Selon l'intimée, dès le 1er décembre 2002, le lien de causalité naturelle entre les cervicalgies et l'accident assuré était rompu. Elle s'est fondée pour cela sur l'avis de son médecin-conseil, le Dr G__________.
Dans son rapport du 2 novembre 2001, le Dr G__________ expliquait qu'à l'examen de la nuque de la recourante, il retrouvait quelques signes d'aggravation. Selon lui, dans le cadre d'un accident de la route avec choc latéral au niveau de la tête et de la colonne cervicale, un traumatisme crânien, une perte de connaissance et une amnésie circonstancielle, l'effet délétère de l'accident était alors encore présent.

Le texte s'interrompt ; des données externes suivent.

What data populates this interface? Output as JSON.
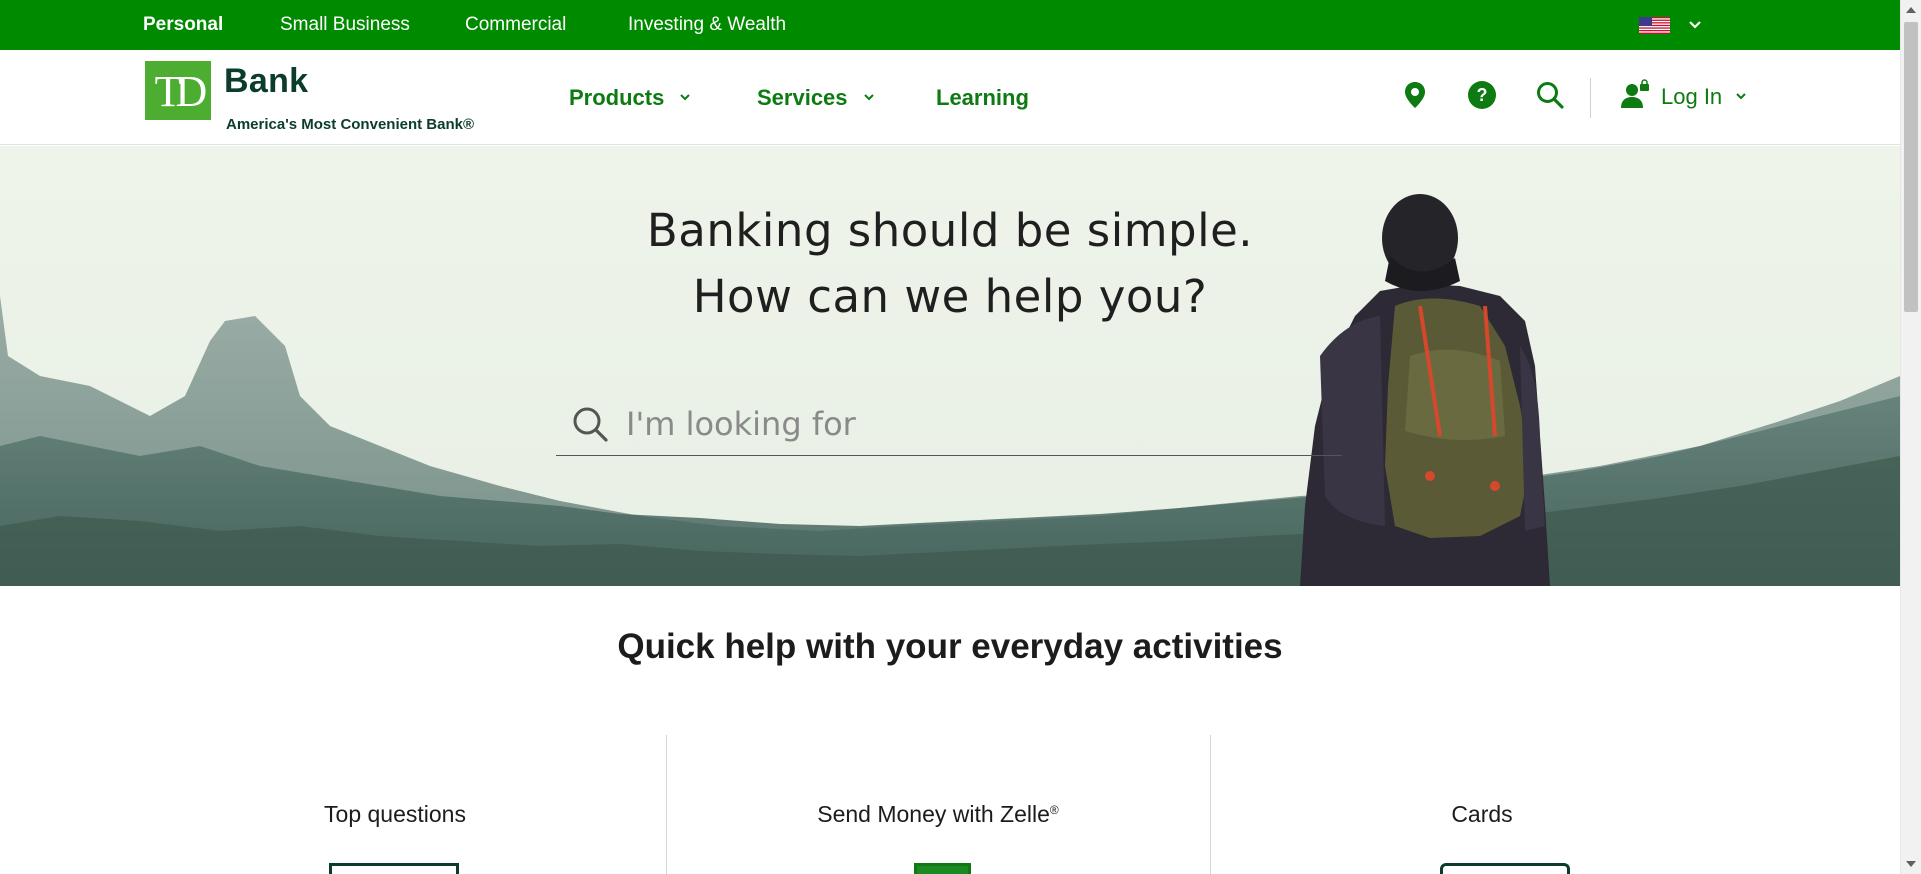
{
  "topbar": {
    "items": [
      {
        "label": "Personal",
        "active": true
      },
      {
        "label": "Small Business",
        "active": false
      },
      {
        "label": "Commercial",
        "active": false
      },
      {
        "label": "Investing & Wealth",
        "active": false
      }
    ],
    "region_icon": "us-flag-icon",
    "color": "#008a00"
  },
  "header": {
    "logo_text": "TD",
    "brand_name": "Bank",
    "tagline": "America's Most Convenient Bank®",
    "nav": [
      {
        "label": "Products",
        "has_dropdown": true
      },
      {
        "label": "Services",
        "has_dropdown": true
      },
      {
        "label": "Learning",
        "has_dropdown": false
      }
    ],
    "icons": [
      "location-pin-icon",
      "help-icon",
      "search-icon"
    ],
    "login_label": "Log In",
    "accent_color": "#0e7a12",
    "logo_color": "#4dad31"
  },
  "hero": {
    "line1": "Banking should be simple.",
    "line2": "How can we help you?",
    "search_placeholder": "I'm looking for"
  },
  "quick_help": {
    "title": "Quick help with your everyday activities",
    "cards": [
      {
        "title": "Top questions"
      },
      {
        "title": "Send Money with Zelle",
        "mark": "®"
      },
      {
        "title": "Cards"
      }
    ]
  }
}
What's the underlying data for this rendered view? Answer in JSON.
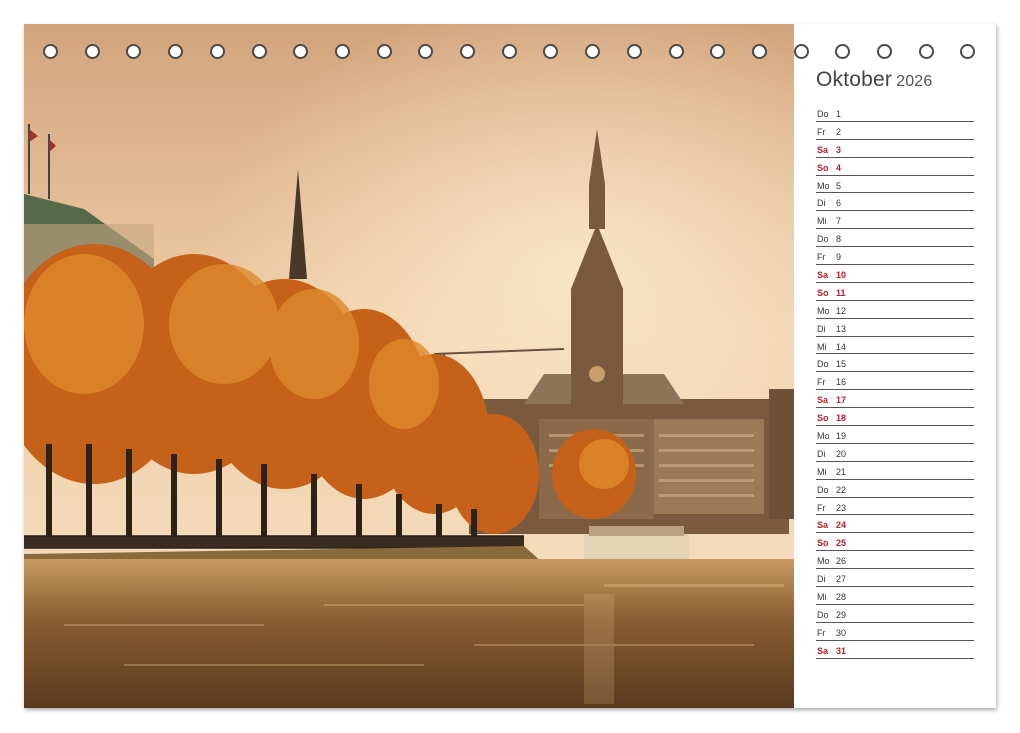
{
  "calendar": {
    "month": "Oktober",
    "year": "2026",
    "days": [
      {
        "dow": "Do",
        "day": "1",
        "weekend": false
      },
      {
        "dow": "Fr",
        "day": "2",
        "weekend": false
      },
      {
        "dow": "Sa",
        "day": "3",
        "weekend": true
      },
      {
        "dow": "So",
        "day": "4",
        "weekend": true
      },
      {
        "dow": "Mo",
        "day": "5",
        "weekend": false
      },
      {
        "dow": "Di",
        "day": "6",
        "weekend": false
      },
      {
        "dow": "Mi",
        "day": "7",
        "weekend": false
      },
      {
        "dow": "Do",
        "day": "8",
        "weekend": false
      },
      {
        "dow": "Fr",
        "day": "9",
        "weekend": false
      },
      {
        "dow": "Sa",
        "day": "10",
        "weekend": true
      },
      {
        "dow": "So",
        "day": "11",
        "weekend": true
      },
      {
        "dow": "Mo",
        "day": "12",
        "weekend": false
      },
      {
        "dow": "Di",
        "day": "13",
        "weekend": false
      },
      {
        "dow": "Mi",
        "day": "14",
        "weekend": false
      },
      {
        "dow": "Do",
        "day": "15",
        "weekend": false
      },
      {
        "dow": "Fr",
        "day": "16",
        "weekend": false
      },
      {
        "dow": "Sa",
        "day": "17",
        "weekend": true
      },
      {
        "dow": "So",
        "day": "18",
        "weekend": true
      },
      {
        "dow": "Mo",
        "day": "19",
        "weekend": false
      },
      {
        "dow": "Di",
        "day": "20",
        "weekend": false
      },
      {
        "dow": "Mi",
        "day": "21",
        "weekend": false
      },
      {
        "dow": "Do",
        "day": "22",
        "weekend": false
      },
      {
        "dow": "Fr",
        "day": "23",
        "weekend": false
      },
      {
        "dow": "Sa",
        "day": "24",
        "weekend": true
      },
      {
        "dow": "So",
        "day": "25",
        "weekend": true
      },
      {
        "dow": "Mo",
        "day": "26",
        "weekend": false
      },
      {
        "dow": "Di",
        "day": "27",
        "weekend": false
      },
      {
        "dow": "Mi",
        "day": "28",
        "weekend": false
      },
      {
        "dow": "Do",
        "day": "29",
        "weekend": false
      },
      {
        "dow": "Fr",
        "day": "30",
        "weekend": false
      },
      {
        "dow": "Sa",
        "day": "31",
        "weekend": true
      }
    ]
  },
  "binding": {
    "ring_count": 23
  },
  "colors": {
    "weekend": "#b3202a",
    "weekday": "#333333",
    "sky_top": "#d9b08a",
    "sky_bottom": "#f2d7b6",
    "foliage": "#c8641a",
    "water": "#6b4a2a"
  }
}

Le Dr G__________ a revu le 2 juin 2002 la recourante, laquelle se plaignait d'avoir encore des douleurs à la colonne cervicale, le bas du dos n'étant quant à lui plus sensible. A l'examen, elle présentait une nuque contractée impossible à examiner vu le manque de mobilité, alors que lors de l'habillage et de la conversation, la mobilité était meilleure. Il a précisé que s'agissant des troubles cervicaux, avec un tableau d'aggravation, il y avait eu une déstabilisation temporaire d'un état antérieur, sans lésion radiologiquement visible en relation avec l'accident. Le Dr G__________ a, le 8 novembre 2002, complété ce rapport. Son appréciation a alors uniquement porté sur la question de la causalité naturelle des troubles visuels.
Le Tribunal de céans est d'avis que les considérations médicales du Dr G__________ sont insuffisantes pour justifier à elles seules la suppression du droit de la recourante aux prestations.
En effet, en date du 2 novembre 2001, le Dr G__________ n'a pas remis en cause le fait que l'accident assuré avait été le facteur déclencheur des cervicalgies de la recourante. A ce moment-là, il n'évoquait nullement l'éventualité que des troubles dégénératifs ou maladifs antérieurs auraient également joué un rôle dans l'apparition ou le maintien de ces douleurs. Puis, dans son rapport du 3 juin 2002, il a considéré, sans motiver son avis et de manière totalement abstraite, que s'agissant des troubles cervicaux, il y avait eu "déstabilisation temporaire d'un état antérieur".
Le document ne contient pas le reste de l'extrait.